2. The correct answer can obtained by the integration in the limits $[-a,a]$

 z=Integrate[DiracDelta[1 - x^2 - y^2], {x, -a, a}]
(*(Boole[-a < -Sqrt[1 - y^2] < a || a < -Sqrt[1 - y^2] < -a] + Boole[-a < Sqrt[1 - y^2] < a || a < Sqrt[1 - y^2] < -a])/(2 Sqrt[Abs[1 - y^2]])*)

and setting $a=1$ (no limit is necessary)

z1=z/.{a->1};
Integrate[z1, {y, -1, 1}]
(*    π    *)

3. Alternatively we can FullSimplify the intermediate result

za=FullSimplify[z, Assumptions -> a > 0 && -1 <= y <= 1]
(* Boole[Sqrt[1 - y^2] < a]/Sqrt[1 - y^2] *)

Integration over y can be performed in full generality

Integrate[Boole[Sqrt[1 - y^2] < a]/Sqrt[1 - y^2], {y, -1, 1}]

$$\begin{array}{cc} \Bigg\{ & \begin{array}{cc} \pi & a>1 \\ 2 \sin ^{-1}(a) & 0<a\leq 1 \\ \end{array} \\ \end{array} \tag{1}$$

Conclusion The reason for the $\pi/2$ answer seems to be that mathematica forgot one root of the

$$1-x^2-y^2=0 \tag{2}$$

equation. It certainly knows how to perform integrals of the $\delta$-function of a function

$$ \int\delta(f(x))\,dx=\int \sum_k\frac{\delta(x-\alpha_k)}{\left|f'(\alpha_k)\right|}\,dx\tag{3} $$

where $\alpha_k$ are the real roots of $f(x)=0$, however, in the OP example $a=1$ it misses one root and does not miss it otherwise.

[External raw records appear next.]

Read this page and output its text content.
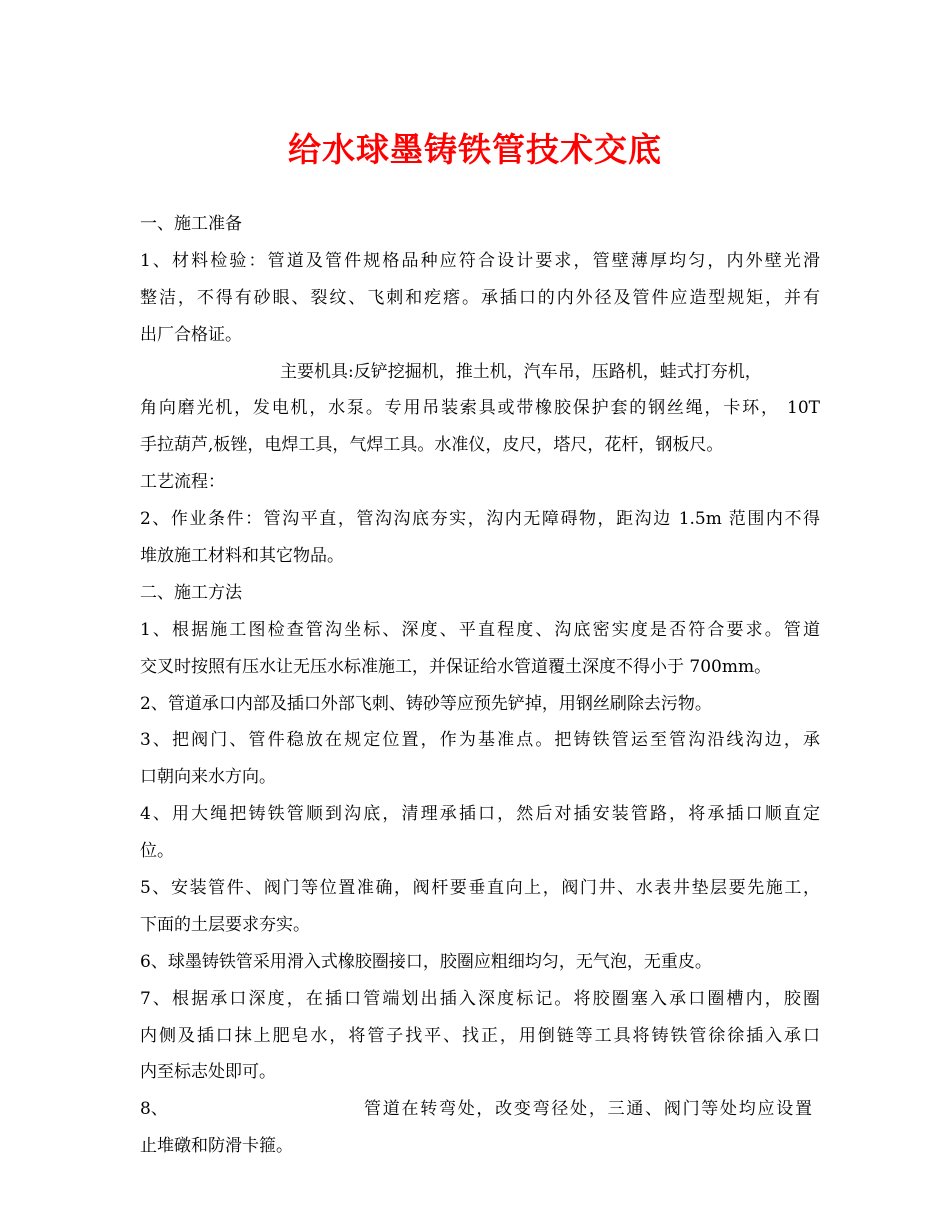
给水球墨铸铁管技术交底
一、施工准备
1、材料检验：管道及管件规格品种应符合设计要求，管壁薄厚均匀，内外壁光滑
整洁，不得有砂眼、裂纹、飞刺和疙瘩。承插口的内外径及管件应造型规矩，并有
出厂合格证。
主要机具:反铲挖掘机，推土机，汽车吊，压路机，蛙式打夯机，
角向磨光机，发电机，水泵。专用吊装索具或带橡胶保护套的钢丝绳，卡环， 10T
手拉葫芦,板锉，电焊工具，气焊工具。水准仪，皮尺，塔尺，花杆，钢板尺。
工艺流程：
2、作业条件：管沟平直，管沟沟底夯实，沟内无障碍物，距沟边 1.5m 范围内不得
堆放施工材料和其它物品。
二、施工方法
1、根据施工图检查管沟坐标、深度、平直程度、沟底密实度是否符合要求。管道
交叉时按照有压水让无压水标准施工，并保证给水管道覆土深度不得小于 700mm。
2、管道承口内部及插口外部飞刺、铸砂等应预先铲掉，用钢丝刷除去污物。
3、把阀门、管件稳放在规定位置，作为基准点。把铸铁管运至管沟沿线沟边，承
口朝向来水方向。
4、用大绳把铸铁管顺到沟底，清理承插口，然后对插安装管路，将承插口顺直定
位。
5、安装管件、阀门等位置准确，阀杆要垂直向上，阀门井、水表井垫层要先施工，
下面的土层要求夯实。
6、球墨铸铁管采用滑入式橡胶圈接口，胶圈应粗细均匀，无气泡，无重皮。
7、根据承口深度，在插口管端划出插入深度标记。将胶圈塞入承口圈槽内，胶圈
内侧及插口抹上肥皂水，将管子找平、找正，用倒链等工具将铸铁管徐徐插入承口
内至标志处即可。
8、	管道在转弯处，改变弯径处，三通、阀门等处均应设置
止堆礅和防滑卡箍。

It has been suggested by other answers that because the circle touches the boundaries of the integration domain this should somehow influence the result. It should not because these are points of measure zero: integration domain is $2D$, $\delta$-function cuts out a $1D$ manifold out of it, whereas ill-defined integrand is on the $0D$ manifold. This seems to be just a coincidence that for $a=1$ mathematica misses one root of (3).